Vic Wright is a sculptor from North West England. She studied Fine Art at the University of Humberside and now works from her studio in Manchester, we visited Vic to learn more about her story and her work.
Tell us about of your creative journey in becoming a full-time sculptor.
After finishing my degree I moved to London. I planned to work part-time to support myself financially and continue with my work. I secured studio space in the Cockpit Studios in Deptford, and I got a job at Darbyshire Framers, (Darbyshire are the go-to framers for leading contemporary artists). As part of my role there, I got to visit the studios of artists such as Jenny Saville whose work I greatly admire. However, part-time turned into full-time and after 11 years, and starting a family, we decided to move back North, so I could to focus on my work full-time.

Vic Wright's studio

What other artists and sculptors do you admire and why?

 I really love the work for Rachel Whitehead, Barbara Hepworth, Eva Hesse and Louise Bourgeois.
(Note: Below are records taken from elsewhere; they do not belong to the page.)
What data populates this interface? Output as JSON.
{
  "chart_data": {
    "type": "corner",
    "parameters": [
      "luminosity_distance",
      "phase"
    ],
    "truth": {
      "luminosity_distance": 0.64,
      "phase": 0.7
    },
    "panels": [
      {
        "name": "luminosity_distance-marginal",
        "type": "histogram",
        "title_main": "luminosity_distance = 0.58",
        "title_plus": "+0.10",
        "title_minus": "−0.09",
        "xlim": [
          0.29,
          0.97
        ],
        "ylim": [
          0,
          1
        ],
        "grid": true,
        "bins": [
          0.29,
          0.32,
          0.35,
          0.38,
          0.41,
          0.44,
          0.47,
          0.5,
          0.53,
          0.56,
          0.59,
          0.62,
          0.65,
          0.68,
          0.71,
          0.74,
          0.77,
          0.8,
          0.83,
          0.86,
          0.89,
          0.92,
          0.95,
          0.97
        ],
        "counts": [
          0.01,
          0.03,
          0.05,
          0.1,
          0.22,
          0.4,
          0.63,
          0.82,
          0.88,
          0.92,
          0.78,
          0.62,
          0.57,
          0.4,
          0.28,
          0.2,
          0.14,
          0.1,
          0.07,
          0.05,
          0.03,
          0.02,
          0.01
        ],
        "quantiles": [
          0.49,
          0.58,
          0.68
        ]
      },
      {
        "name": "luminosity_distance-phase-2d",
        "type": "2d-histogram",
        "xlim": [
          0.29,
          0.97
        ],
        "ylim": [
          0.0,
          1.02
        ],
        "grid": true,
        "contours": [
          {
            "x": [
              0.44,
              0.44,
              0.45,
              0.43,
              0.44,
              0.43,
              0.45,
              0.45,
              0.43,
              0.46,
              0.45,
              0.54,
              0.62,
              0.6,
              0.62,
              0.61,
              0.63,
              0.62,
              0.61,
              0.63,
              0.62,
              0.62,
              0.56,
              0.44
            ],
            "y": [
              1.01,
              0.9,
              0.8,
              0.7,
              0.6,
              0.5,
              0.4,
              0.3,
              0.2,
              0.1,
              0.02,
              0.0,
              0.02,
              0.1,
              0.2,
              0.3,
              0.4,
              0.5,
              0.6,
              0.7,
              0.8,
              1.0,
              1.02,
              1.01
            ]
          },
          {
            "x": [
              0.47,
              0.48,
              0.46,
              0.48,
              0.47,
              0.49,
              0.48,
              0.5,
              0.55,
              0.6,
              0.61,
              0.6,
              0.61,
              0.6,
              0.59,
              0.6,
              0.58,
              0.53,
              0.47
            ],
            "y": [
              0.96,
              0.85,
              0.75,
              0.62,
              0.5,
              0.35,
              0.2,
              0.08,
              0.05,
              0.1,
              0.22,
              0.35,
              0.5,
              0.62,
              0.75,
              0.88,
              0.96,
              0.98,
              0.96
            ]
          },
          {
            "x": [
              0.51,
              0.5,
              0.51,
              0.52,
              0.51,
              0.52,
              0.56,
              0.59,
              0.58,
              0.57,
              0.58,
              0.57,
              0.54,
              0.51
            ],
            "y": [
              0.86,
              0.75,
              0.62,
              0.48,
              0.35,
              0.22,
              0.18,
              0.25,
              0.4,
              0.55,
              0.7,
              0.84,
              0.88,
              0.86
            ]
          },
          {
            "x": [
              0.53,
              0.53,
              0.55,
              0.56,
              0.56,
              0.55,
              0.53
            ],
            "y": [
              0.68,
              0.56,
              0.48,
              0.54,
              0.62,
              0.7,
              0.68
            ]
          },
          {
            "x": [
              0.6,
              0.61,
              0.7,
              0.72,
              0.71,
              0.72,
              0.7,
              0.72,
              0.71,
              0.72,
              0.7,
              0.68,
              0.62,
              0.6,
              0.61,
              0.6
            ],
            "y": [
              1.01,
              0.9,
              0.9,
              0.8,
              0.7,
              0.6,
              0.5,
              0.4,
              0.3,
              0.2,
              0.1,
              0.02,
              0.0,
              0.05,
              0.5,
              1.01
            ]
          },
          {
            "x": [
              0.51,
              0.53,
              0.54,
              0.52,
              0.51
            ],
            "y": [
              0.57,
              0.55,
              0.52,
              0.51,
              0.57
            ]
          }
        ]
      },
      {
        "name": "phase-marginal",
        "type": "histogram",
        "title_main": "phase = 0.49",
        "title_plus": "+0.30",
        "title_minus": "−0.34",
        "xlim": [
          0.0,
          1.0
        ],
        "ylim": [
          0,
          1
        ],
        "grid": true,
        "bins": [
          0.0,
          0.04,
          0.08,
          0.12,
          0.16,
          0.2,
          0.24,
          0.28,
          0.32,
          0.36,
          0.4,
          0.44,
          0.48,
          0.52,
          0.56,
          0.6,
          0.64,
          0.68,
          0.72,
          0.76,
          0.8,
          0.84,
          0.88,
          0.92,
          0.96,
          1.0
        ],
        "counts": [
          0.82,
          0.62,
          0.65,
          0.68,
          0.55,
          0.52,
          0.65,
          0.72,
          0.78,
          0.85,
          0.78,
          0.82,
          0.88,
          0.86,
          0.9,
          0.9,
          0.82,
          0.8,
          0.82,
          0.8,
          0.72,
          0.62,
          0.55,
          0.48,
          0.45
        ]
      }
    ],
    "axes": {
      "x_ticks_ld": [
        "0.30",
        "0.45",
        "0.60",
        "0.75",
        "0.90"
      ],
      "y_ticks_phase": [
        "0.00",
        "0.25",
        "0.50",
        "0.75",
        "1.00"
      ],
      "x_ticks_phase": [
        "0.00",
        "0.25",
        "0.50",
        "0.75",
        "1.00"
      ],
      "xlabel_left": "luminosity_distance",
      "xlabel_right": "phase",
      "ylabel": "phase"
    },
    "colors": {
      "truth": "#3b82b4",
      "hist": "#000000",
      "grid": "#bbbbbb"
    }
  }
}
Subconsciously all my favourite artists and sculptors are women. This is surprising as only 20% of all work shown in major galleries is by women. My mother is also a huge influence on me as at 40 (when I was 14) she went back to college to study, becoming an art lecturer and life drawing teacher. 


What inspires your work?

I am influenced in how nature displays beauty in difference. I want to capture the differences between contrasting elements, to create a visual language between materials. My work evokes the natural world, only amplified, distorted and moulded to give new context. I use industrial materials to create delicate tactile results, which is a common thread throughout my work. I love this contradiction.   

Tell us about your process.

Typically my work takes the form of casts. Using a base of fine casting cement, different materials such as metal powders and pigments are then added. When drying this results in different textures, colours and surfaces.

Any advice you'd give someone considering becoming a full time artist? 

Remember the creative part, making the work is only 50% of the job. Essentially you are running your own business which requires skills such as marketing, accounting, social media and SEO. Often creative businesses start up as a side hustle. I did lots of workshops and online courses to learn the "other" parts of my business, particularly on how to find and sell to my customers.

How do you want other people to feel about your work?

 I love feedback. I often work in solitude, so when my work gives people joy and they want it in their homes, I feel incredibly proud. So I guess I want to make people feel happy!

What's next?

 I'm always learning and developing my work, so essentially I just want to keep moving forward. I love what I do!